The invention relates to orthopedic splints or braces and, more particularly, to a hallux (big toe) valgus (abnormal angulation) brace.
FIG. 1 shows a foot afflicted with both a bunion (1) on the big toe (Hallux Valgus) and hammer toes (2) on the other four. These deformities can happen individually but they often happen together as shown. The terms “hallux valgus,” or “hallux abducto-valgus,” are the most commonly used medical terms associated with a bunion anomaly, where “hallux” refers to the great toe, “valgus” refers to the abnormal angulation of the great toe commonly associated with bunion anomalies, and “abductus/-o” refers to the abnormal drifting or inward leaning of the great toe towards the second toe, which is also commonly associated with bunions. Note that, “hallux abducto” refers to the great toe moving away from the body's midline, and ‘inward’ to the second toe.
In FIG. 1, the big toe has slid under the second toe and the second toe never contacts the ground. There are many shortcomings with the prior art devices designed to straighten out the big toe, to correct hammer toes, or remedy both. Most don't work or are unsuitable for daily use. That is, most prior art devices aim to immobilize the big toe in a straight out stiffness, which is uncomfortable. The big toe needs to flex.
To understand the problem, a review of the bones of the foot is necessary. FIG. 2 shows the dorsal surface of the bones of the foot. The bones are divided into three groups:—the tarsus (3), the metatarsus (4), and the phalanges (5). When the foot is at rest (no load) the metatarsus bones keep a narrow profile. As a human stands up, a load is slowly applied to the foot, and the metatarsus bones fan apart from their base at the tarsus to make the foot wider. A wider foot provides more stability and it has lower unit area stresses than a narrow foot. As the load increases from dynamic activities such as walking, running or jumping, the bones fan apart even farther again to increase stability, to reduce the unit area stresses and to reduce shock. During the acts of walking, running or jumping, it is important to note that when the foot is lifted off of the ground, it returns to its narrowest width only to widen again when the foot is bearing the entire weight of the body.
The knuckles are the joints of the toes. The knuckles (6) at the base of the toes are where the metatarsus and the phalanges connect, at the ball of the foot, and may be referred to as the 1st or major knuckles. The knuckles at mid-toe are known as the 2nd knuckles (62) and 3rd knuckles (63) respectively. The pivot axes of the major or 1st knuckles (6) do not form a straight line. The smaller toes's major knuckles (6) pivot on an axis that sweeps along a gentle arc. The pivot axis for the big toe's major knuckle (6) is stepped back quite a step from the gentle arc of the smaller toes.
FIG. 3 shows a cutaway of the side of the foot with the tarsus and the metatarsus bones positioned for standing (7). During walking or running the toes remain flat on the ground and the tarsus and metatarsus pivot upward as shown (8). As the foot is pivoting upward, each toe is flexing upward (relative the plane of the metatarsals) at the pivot axis where the toe connects with its metatarsal, namely, its major knuckle (6). Since the pivot axes for the major knuckles (6) are far from a straight line, this causes the toes to fan apart, which increases stability.

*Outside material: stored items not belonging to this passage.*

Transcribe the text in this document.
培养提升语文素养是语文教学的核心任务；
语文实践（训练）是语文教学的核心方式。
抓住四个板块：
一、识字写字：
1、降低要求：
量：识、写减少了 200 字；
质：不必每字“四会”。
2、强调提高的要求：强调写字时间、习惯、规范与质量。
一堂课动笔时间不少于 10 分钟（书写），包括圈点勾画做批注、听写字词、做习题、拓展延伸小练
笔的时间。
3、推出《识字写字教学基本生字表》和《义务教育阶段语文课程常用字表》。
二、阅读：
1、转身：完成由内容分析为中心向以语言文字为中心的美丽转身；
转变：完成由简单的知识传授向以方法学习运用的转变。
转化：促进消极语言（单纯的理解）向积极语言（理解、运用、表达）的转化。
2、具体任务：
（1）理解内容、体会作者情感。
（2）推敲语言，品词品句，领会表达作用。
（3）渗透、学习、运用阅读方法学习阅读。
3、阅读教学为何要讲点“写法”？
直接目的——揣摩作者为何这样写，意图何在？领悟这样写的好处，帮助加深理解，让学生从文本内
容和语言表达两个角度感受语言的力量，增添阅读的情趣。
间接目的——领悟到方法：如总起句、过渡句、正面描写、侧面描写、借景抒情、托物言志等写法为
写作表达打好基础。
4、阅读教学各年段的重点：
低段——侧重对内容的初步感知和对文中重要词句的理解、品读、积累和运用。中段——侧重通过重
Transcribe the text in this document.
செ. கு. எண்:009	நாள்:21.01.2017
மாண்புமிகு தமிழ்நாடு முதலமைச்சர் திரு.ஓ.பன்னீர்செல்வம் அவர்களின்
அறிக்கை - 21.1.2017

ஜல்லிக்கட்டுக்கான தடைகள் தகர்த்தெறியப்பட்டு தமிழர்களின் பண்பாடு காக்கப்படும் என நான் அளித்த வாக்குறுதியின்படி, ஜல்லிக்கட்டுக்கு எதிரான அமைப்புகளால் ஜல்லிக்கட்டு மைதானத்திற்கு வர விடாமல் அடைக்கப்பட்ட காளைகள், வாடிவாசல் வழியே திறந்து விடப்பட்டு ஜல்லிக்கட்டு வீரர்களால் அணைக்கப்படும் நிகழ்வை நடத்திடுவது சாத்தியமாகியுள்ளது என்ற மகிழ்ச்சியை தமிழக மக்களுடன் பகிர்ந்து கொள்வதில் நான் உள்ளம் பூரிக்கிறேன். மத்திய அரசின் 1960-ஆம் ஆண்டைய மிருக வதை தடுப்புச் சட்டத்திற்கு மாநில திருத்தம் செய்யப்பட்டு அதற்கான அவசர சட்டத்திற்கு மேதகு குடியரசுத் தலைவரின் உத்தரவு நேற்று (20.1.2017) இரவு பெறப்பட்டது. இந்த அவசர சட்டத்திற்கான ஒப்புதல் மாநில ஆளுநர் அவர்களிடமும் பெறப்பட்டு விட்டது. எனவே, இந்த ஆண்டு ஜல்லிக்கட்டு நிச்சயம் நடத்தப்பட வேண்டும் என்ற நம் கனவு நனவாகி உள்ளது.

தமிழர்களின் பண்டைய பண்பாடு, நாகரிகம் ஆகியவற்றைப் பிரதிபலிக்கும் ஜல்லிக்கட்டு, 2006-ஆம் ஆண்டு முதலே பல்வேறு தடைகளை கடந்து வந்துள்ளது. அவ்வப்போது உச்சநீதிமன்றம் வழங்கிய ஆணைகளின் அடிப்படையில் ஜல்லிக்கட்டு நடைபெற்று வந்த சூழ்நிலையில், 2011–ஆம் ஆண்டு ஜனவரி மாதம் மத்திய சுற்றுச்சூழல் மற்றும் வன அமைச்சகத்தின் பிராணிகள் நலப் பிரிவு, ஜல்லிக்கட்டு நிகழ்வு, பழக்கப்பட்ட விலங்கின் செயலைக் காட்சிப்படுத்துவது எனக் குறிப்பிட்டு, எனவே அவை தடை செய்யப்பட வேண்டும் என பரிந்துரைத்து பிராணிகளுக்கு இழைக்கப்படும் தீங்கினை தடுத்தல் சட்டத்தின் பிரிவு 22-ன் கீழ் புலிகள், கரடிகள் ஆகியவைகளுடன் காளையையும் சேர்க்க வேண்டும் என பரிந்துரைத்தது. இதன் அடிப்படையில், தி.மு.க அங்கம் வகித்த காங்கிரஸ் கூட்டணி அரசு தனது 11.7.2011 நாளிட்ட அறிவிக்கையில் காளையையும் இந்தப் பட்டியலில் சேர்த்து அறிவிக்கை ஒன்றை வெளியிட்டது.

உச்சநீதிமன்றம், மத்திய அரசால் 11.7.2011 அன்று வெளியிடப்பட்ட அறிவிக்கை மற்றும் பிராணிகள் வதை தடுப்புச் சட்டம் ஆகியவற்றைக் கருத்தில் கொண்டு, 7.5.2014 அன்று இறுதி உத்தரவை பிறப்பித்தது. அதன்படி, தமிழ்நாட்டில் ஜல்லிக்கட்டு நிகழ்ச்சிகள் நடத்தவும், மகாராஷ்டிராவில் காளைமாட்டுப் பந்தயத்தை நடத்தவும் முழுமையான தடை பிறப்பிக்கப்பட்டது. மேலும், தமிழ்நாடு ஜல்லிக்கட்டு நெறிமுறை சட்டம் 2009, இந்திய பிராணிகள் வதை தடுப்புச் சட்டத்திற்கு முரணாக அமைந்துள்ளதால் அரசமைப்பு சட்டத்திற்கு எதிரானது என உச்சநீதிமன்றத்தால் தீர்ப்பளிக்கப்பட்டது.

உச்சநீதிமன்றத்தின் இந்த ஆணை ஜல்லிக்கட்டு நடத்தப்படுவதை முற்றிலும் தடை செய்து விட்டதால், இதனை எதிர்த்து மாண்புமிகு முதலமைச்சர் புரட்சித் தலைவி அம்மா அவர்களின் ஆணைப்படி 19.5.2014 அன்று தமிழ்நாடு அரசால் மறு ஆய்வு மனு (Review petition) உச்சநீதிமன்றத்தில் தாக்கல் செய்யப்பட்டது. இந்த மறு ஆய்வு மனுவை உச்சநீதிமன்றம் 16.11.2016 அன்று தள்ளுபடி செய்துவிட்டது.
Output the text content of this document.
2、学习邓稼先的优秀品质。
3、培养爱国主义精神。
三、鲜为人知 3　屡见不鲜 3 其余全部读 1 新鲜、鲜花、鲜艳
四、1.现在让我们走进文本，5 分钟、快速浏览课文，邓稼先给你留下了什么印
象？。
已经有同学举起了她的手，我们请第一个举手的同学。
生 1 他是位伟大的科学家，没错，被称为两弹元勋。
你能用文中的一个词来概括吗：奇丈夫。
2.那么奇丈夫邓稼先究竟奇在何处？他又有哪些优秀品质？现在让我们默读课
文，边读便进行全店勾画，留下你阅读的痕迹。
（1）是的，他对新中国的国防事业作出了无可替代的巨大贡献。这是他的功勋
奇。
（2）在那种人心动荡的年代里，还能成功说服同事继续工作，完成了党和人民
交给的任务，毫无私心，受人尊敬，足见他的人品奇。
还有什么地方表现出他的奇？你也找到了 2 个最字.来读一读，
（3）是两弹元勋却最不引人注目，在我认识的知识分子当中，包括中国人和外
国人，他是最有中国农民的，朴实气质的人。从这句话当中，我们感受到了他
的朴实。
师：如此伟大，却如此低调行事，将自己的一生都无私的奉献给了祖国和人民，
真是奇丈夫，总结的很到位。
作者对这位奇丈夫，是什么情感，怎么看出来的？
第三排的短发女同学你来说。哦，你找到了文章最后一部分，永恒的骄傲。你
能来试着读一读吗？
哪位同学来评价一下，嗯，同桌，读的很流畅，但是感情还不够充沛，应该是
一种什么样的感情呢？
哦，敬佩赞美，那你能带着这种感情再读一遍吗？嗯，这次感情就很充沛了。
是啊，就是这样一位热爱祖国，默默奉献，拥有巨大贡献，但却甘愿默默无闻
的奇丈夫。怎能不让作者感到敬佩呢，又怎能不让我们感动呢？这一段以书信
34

When humans sleep (approx. 8 hours a day), the feet have no load and little movement. The remainder of the time (16 hours a day) the foot might be in constant movement with continual cyclic loading. It is the basic movement of the foot and differential movement between the bones (as described above) that most treatment devices and methods can not accommodate.
Some rigid devices tie to the base of the foot and use a lever to pull the big toe outward (ie., out from under the second toe, so, inward relative the body's midline). Most of these don't flex with the foot or do not fit in a shoe. And many of these immobilize the big toe in a straight out stiffness.
There are other devices that use an elastic bandage or sock to pull the big toe outward. But the big toe will return inward as the foot flexes during walking because the elastic becomes slack.
FIG. 4 shows how a spacer (9) placed between toes can easily become displaced during walking. This can happen even if the spacer is in a sock or attached to an elastic band.
The devices that attempt to manipulate the big toe outward by using the other four toes as a base, restrict the movement and bending of all the toes. As each of the phalanges and metatarsals move according to its load, these devices can not keep the big toe in its desired (corrected) position. Some use a rigid rod that runs under the toes and prevents the toes from laying flat on the ground. Any attempt to tie the toes together in the proper spacing fails because each toe bends independently and their major knuckles/pivot points (6) are not aligned with each other nor with the big toe. Most devices don't work and if they do, the user will experience pain and have a difficult time getting his/her foot into a shoe, and then a difficult time walking.
What is needed is an improvement over the shortcomings of the prior art.